Leang batu tianang namanya. Kudengar semalam. Namun, lidahku tak pernah  bisa fasih menggunakan bahasa makassar. Maka kutanyakanlah artinya. Leang dalam bahasa indonesia berarti gua, sedangkan tianang artinya hamil. Gua batu hamil, itulah yang mampu kusebut untuk menunjukkan kemana aku memulai petualangan kecil hari ini. Minggu selalu menyenangkan  untuk itu. Dari kak Iwan salah seorang anggota OPA TRANS kudapat informasi , masyarakatnya menyebut batu hamil karena batunya terus bertambah besar. Batuan tersebut merupakan stalagtit yang masih hidup, maka wajar jika besarnya akan terus bertambah. Aku sadar itulah alasan hingga namanya menjadi Leang Batu Tianang.

Letaknya di Desa salenrang yang memang memiliki kawasan karst yang cukup luas dan bagus. Terhitung karst kelas I, walau sampai hari ini belum ada pengklasifikasian kawasan karst yang diadakan pemerintah.  Memasuki Salenrang kita akan menemukan dinding-dinding karst sepanjang jalan. Teratur dan indah, di sela-sela  area persawahan. Masyarakat Salenrang sedang menuai padi. walau, hasil panen tak lagi seperti dulu. Hasil panen mereka telah berkurang lebih dari separuhnya. Sejak revolusi hijau dicanangkan Soeharto masyarakat berbondong-bondong menggunakan pupuk untuk meningkatkan produksi beras mereka. Hasilnya kesuburan tanah telah berkurang.

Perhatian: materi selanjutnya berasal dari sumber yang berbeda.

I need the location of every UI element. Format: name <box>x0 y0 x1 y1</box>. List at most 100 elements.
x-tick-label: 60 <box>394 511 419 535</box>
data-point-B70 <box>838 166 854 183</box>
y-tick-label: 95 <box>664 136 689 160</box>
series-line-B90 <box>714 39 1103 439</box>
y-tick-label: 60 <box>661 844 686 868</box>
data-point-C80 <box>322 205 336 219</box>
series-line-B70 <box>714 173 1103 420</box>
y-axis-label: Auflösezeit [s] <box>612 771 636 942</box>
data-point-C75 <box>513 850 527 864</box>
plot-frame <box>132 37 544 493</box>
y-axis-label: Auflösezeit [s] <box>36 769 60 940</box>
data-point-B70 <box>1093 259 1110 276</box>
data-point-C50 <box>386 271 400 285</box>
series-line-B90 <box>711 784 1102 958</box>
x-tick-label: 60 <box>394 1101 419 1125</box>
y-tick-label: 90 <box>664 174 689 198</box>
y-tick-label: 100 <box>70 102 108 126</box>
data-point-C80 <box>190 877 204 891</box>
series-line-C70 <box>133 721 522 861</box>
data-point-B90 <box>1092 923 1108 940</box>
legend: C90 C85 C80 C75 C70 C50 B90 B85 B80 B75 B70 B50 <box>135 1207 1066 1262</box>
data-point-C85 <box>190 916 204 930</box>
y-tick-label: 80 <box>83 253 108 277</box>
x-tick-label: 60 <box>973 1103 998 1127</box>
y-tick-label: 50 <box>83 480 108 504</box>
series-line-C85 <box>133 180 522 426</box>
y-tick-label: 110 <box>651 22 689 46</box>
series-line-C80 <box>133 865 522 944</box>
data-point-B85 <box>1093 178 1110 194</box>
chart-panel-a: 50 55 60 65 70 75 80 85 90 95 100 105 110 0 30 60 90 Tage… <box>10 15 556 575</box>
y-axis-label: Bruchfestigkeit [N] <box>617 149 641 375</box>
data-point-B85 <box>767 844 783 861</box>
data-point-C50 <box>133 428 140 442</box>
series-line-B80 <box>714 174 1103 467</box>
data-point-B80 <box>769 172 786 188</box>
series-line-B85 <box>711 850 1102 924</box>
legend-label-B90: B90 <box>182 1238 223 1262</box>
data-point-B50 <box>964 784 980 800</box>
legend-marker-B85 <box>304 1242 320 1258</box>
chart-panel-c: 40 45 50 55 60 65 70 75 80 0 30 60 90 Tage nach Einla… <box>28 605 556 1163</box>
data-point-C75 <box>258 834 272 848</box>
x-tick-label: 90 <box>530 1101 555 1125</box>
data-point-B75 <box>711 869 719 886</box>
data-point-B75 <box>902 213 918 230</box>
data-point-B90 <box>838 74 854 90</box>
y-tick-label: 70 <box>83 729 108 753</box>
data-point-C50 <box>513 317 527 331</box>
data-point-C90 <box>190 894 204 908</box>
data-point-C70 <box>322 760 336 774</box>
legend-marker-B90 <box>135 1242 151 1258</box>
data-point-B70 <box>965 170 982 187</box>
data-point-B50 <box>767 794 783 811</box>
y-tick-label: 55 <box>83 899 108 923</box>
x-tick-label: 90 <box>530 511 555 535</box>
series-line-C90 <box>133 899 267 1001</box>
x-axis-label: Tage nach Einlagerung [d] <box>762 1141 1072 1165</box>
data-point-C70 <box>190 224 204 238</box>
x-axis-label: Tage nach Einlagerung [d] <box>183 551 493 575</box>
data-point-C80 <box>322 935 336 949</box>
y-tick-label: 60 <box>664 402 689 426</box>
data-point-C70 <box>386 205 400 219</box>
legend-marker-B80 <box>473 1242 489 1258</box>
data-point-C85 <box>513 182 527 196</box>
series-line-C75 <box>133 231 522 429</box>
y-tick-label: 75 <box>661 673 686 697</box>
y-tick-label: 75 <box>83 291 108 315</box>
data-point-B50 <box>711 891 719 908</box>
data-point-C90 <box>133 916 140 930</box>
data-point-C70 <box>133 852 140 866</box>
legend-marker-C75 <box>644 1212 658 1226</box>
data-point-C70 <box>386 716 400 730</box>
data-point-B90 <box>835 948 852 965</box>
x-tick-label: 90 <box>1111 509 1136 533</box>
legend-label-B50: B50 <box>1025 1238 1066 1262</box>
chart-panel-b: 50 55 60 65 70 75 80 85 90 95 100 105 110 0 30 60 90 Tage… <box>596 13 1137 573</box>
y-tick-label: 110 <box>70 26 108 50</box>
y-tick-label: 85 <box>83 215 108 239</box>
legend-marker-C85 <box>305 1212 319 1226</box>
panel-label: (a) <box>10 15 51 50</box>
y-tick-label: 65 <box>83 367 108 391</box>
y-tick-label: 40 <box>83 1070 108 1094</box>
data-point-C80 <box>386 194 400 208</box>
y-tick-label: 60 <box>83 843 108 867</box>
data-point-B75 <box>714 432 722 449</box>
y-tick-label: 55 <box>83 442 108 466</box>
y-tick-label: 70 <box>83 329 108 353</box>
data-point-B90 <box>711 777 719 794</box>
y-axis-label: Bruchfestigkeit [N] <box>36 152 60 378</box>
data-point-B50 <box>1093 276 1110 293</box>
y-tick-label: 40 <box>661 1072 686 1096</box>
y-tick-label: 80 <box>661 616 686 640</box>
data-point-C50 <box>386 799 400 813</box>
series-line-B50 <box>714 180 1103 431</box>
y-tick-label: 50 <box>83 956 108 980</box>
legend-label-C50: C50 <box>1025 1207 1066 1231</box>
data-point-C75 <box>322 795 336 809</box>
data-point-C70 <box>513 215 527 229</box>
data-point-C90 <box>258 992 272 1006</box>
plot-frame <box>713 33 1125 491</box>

Leang batu tianang merupakan gabungan gua dan ceruk yang terletak disisi selatan kaki bukit karst Bulu Barakka’. Kendaraan umum bisa sampai kesana. Jaraknya tak terlalu jauh, kurang lebih 1 km. Menurut cerita Dg.Rumpa, salah satu tetua desa tersebut. Pusat desa salenrang terletak disisi bulu barakka’. Ditempat itu juga terdapat sebuah pekuburan tua. Saat berada di kaki gunung tersebut, beberapa kendaraan pesiarah ramai. Selalu seperti itu jelang ramadhan. Bulu barakka terletak 6 Mdpl di atas permukaan laut. dari salenrang, bulu barakka gampang ditemukan. Bukit tertinggi di kawasan itu. Leang batu tianang memili dasar gua yang berbentuk kekar tiang (Columnas Joint) dengan tinggi jarak antara lantai dan atap gua sekitar 20 meter.
Untuk sampai dimulut gua kami harus berjalan kaki beberapa menit. Tak cukup untuk mengeluarkan keringat. Leang batu tianang tak terlalu dalam, namun kita harus memanjati karst setinggi 2 hingga 3 meter. Kemudian dengan berbungkuk dan merangkak menelusuri tepian bebatuan yang penuh dengan lukisan sederhana karya manusia purba. Ada gambar perahu, anak-anak yang bergandengan tangan, gambar tangan. Lukisannya berwarna merah, dan tak bisa terhapus. Dg Rumpa bahkan pernah menggunakan sikat dan detergen untuk membersihkannya, tapi gambar itu tetap disana. Gambar itu tetap bersembunyi dibalik bukit-bukit karst. Disekelilingnya juga kami temukan kulit-kulit kerang yang mulai merapuh. Sangat banyak pada beberapa titik. Tidak hanya satu tapi ada beberapa jenis. Mungkin mereka pernah hidup disini. 
Puas mengambil gambar, kami berpindah ke tempat lain. Menurut Dg. Rumpa ada satu gua yang didalamnya ada tulisan lontara, bertuliskan empat nama. I Baso, I Lele, I Tola, dan I Abo. Beliau mengira itu mungkin sebuah ramalan. Aku berpikir mungkin orang-orang itu adalah mereka yang berkunjung ke gua itu. Manusia purba belum mengenal tulisan, mereka mengekspresikan diri lewat lukisan yang banyak kita jumpai di kawasan Taman Nasional Bantimurung-bulusaraung. BP3 Makassar bahkan menginventarisir 88 gua pra sejarah sepanjang Maros-Pangke,  35 gua di Pangkep dan 53 gua di maros.
 Pembentukan kawasan karst salenrang , di bentuk dari bukit-bukit gamping pada masa oasen awal hingga miosen tengah dan terjadi di dasar laut purba. Adanya pengaruh tektonik yang disertai meletusnya gunung api purba mengakibatkan terjadinya pengangkatan bukit-bukit gamping yang telah terbentuk di dasar laut. kegiatan pengangkatan ini diperkirakan berlangsung sejak masa miosen akhir sampai paliosen (Sunorto, 1997).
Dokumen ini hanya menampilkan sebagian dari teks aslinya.